Bayer had asked the government to allow vaguer descriptions of test sites so that they could not be found and trashed by activists. But the Department of the Environment, Food and Rural Affairs (DEFRA) vetoed the proposal.

A DEFRA spokesman said: "Margret Beckett did consider Bayer's request carefully but it was judged an unacceptable change to the status quo on the grounds that we should be as open as possible on the subject."

Bayer are obviously not against GM food and have said that they will restart crop trials if conditions become "more favourable". In other words their announcement could be seen as an attempt to manipulate the Government into overturning the DEFRA veto so that it will be more difficult for activists to find fields GM crops.

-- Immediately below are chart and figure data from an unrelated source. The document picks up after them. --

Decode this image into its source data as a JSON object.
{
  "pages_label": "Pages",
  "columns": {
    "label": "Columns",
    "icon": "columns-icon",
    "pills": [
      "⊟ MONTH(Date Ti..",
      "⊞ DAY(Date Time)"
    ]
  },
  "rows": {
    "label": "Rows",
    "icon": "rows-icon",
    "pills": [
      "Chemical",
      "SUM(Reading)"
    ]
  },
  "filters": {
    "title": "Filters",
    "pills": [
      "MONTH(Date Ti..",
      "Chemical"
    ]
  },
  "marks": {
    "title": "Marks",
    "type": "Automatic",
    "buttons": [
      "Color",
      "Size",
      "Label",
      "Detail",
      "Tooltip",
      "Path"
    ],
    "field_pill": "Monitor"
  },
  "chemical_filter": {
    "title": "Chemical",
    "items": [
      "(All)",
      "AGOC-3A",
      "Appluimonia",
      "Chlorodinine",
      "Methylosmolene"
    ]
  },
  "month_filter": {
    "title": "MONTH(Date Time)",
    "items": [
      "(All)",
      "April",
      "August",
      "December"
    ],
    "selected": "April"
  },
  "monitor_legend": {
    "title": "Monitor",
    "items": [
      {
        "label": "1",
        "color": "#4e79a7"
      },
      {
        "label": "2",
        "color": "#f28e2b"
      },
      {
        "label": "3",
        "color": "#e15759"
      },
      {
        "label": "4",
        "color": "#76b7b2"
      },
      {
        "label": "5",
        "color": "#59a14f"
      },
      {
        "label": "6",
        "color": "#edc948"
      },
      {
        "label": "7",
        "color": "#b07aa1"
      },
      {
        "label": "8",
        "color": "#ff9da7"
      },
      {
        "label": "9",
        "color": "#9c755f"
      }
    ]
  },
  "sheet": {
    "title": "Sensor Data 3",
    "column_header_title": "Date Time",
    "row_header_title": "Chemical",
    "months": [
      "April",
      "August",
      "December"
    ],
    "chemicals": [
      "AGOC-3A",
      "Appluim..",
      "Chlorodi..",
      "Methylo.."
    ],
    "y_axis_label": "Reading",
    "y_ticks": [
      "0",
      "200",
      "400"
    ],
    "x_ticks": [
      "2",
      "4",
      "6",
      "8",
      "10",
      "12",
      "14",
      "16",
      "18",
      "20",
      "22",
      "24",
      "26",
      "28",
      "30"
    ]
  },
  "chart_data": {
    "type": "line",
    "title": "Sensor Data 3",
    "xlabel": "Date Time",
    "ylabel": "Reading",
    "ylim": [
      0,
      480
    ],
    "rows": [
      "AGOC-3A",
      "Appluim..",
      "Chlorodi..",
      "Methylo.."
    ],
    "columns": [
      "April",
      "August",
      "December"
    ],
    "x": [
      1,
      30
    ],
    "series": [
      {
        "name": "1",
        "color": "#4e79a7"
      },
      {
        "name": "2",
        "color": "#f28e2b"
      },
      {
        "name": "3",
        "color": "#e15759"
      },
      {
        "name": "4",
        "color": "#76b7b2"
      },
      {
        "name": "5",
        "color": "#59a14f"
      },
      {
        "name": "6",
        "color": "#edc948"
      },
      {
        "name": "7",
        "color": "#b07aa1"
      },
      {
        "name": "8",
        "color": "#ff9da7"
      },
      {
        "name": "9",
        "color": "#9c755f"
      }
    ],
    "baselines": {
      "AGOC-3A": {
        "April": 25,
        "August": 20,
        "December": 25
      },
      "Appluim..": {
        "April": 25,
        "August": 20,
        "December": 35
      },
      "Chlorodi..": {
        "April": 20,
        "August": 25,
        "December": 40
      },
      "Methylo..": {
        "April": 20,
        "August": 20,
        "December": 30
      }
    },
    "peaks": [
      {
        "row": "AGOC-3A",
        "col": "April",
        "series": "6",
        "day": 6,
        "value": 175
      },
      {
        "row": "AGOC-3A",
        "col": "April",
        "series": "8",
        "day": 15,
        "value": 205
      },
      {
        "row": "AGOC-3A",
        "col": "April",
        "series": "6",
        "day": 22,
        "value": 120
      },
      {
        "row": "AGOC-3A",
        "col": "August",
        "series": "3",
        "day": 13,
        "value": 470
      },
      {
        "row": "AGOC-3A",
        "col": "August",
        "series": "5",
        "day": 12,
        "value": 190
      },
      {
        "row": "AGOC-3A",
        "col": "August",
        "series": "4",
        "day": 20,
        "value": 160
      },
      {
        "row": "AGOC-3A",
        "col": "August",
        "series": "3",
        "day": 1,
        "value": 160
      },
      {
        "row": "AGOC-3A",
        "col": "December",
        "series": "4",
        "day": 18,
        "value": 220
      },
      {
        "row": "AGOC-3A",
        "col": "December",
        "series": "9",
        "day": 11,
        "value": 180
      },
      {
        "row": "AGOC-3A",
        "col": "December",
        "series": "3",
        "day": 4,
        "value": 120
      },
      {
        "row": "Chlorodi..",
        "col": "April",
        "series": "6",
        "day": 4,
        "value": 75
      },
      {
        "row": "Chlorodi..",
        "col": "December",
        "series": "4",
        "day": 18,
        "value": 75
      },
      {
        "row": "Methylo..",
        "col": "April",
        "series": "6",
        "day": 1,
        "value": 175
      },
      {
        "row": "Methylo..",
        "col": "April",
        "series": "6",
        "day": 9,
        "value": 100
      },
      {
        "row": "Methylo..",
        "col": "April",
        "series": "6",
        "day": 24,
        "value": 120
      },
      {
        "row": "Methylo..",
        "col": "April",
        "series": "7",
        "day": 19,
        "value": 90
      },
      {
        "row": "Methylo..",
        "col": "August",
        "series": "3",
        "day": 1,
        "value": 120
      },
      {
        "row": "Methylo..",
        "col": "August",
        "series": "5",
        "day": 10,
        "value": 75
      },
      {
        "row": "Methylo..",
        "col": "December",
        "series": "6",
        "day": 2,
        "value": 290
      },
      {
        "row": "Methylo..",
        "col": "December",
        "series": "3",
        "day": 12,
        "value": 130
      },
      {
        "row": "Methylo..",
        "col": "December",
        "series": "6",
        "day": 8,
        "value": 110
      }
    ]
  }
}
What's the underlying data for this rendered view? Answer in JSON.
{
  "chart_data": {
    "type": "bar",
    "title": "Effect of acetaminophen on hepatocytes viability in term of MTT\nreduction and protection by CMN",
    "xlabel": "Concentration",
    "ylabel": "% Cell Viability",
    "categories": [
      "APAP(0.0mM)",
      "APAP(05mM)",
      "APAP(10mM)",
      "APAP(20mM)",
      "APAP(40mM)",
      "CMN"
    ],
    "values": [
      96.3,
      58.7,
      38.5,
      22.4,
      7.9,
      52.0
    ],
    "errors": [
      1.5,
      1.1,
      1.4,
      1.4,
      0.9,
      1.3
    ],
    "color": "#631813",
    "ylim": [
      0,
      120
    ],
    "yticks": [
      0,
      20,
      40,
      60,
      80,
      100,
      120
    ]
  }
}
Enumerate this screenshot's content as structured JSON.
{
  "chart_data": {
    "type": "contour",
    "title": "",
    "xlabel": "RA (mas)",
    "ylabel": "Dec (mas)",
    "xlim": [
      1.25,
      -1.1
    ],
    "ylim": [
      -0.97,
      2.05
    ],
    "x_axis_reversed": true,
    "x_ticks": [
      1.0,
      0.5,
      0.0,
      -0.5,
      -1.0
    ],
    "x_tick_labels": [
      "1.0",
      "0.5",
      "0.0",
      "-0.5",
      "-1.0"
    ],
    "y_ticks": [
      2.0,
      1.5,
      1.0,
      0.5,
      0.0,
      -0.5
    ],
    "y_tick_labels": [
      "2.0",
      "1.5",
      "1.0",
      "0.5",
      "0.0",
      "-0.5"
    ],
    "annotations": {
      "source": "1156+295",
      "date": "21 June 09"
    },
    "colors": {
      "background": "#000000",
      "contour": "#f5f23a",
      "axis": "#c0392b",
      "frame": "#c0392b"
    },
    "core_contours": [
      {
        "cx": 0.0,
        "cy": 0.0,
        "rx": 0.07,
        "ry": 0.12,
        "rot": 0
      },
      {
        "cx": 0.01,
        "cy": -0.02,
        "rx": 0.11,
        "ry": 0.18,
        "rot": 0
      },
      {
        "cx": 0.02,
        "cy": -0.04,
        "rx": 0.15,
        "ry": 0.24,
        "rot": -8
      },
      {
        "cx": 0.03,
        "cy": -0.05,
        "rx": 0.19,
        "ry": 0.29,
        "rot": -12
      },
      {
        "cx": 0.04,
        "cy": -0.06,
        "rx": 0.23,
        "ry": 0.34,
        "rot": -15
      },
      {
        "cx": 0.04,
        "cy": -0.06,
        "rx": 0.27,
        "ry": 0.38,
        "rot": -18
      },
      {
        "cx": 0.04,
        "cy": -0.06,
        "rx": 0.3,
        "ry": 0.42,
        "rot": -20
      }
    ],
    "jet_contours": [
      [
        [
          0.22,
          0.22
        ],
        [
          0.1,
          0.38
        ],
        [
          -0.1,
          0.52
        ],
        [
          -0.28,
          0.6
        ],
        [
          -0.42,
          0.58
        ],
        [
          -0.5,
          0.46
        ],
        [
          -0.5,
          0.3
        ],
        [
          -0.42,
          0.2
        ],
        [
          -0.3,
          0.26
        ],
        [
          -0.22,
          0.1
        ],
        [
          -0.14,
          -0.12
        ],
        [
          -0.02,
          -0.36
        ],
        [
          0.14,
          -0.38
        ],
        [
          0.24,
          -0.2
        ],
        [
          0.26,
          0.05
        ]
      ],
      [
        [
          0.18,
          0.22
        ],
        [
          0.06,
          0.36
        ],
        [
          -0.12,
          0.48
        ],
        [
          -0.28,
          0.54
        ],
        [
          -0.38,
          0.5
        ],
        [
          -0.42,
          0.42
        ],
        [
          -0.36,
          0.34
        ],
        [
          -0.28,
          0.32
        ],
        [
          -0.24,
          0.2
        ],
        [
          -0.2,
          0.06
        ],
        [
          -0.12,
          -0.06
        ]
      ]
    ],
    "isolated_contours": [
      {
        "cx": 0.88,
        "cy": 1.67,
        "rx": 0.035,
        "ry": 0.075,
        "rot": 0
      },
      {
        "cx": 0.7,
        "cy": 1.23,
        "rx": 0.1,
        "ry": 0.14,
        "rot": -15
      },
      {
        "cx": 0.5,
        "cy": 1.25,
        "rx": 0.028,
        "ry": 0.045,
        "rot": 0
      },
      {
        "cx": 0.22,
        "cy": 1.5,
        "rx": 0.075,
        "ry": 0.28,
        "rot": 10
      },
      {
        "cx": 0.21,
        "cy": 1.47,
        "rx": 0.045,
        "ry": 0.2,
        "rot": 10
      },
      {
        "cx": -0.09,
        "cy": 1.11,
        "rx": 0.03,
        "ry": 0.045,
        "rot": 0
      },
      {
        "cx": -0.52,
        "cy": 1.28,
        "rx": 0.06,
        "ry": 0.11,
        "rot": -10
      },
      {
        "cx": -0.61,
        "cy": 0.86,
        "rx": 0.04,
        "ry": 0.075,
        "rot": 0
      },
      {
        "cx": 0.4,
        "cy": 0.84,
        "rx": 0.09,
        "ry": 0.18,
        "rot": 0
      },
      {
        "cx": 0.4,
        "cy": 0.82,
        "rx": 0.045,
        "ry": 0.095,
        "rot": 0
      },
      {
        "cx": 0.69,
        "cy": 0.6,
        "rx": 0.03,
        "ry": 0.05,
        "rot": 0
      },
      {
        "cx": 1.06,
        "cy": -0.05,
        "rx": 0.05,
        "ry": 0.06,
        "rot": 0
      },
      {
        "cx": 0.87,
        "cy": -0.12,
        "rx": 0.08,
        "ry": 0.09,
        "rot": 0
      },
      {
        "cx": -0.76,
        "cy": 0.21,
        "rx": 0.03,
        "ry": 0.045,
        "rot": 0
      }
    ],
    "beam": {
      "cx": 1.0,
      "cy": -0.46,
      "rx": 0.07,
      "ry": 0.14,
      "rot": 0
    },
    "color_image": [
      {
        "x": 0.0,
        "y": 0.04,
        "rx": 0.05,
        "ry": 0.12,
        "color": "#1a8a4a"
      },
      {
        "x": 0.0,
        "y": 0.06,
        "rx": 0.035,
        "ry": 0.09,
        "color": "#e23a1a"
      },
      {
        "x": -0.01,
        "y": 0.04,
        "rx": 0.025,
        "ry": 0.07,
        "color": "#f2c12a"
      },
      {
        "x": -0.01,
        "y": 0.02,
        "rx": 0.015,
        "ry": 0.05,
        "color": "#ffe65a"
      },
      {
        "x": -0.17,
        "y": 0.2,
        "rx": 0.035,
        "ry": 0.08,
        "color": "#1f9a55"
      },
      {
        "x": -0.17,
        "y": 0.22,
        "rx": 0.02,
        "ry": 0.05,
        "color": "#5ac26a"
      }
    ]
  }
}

According to the Daily Mail "the only multinational crop research centre remaining in the UK is Jealott's Hill, near Bracknell, Berkshire, which is owned by Swiss-based company Syngenta." The Mail goes on to say that "activists have prevented it from doing any field trials for two years.

But pressure against GM is continues. On October 1st Scottish activist Jonny Barton will set off from Inverness by bicycle to join other cyclists and tractors at an anti-GM rally in London on the Monday 13th.

He will be arriving on Thursday 9th October in Sheffield - one of eleven stop off places on route. Sheffield Against Genetic Engineering (SAGE) will be organising a reception, including a bike convoy escort in the late afternoon and maybe a rally in town. Watch this space for details.

QUOTES taken from an article in the yesterday's Daily Mail 29/09/03 - an unlikely source of anti-GM information under their campaign title "Frankenstein Food Watch".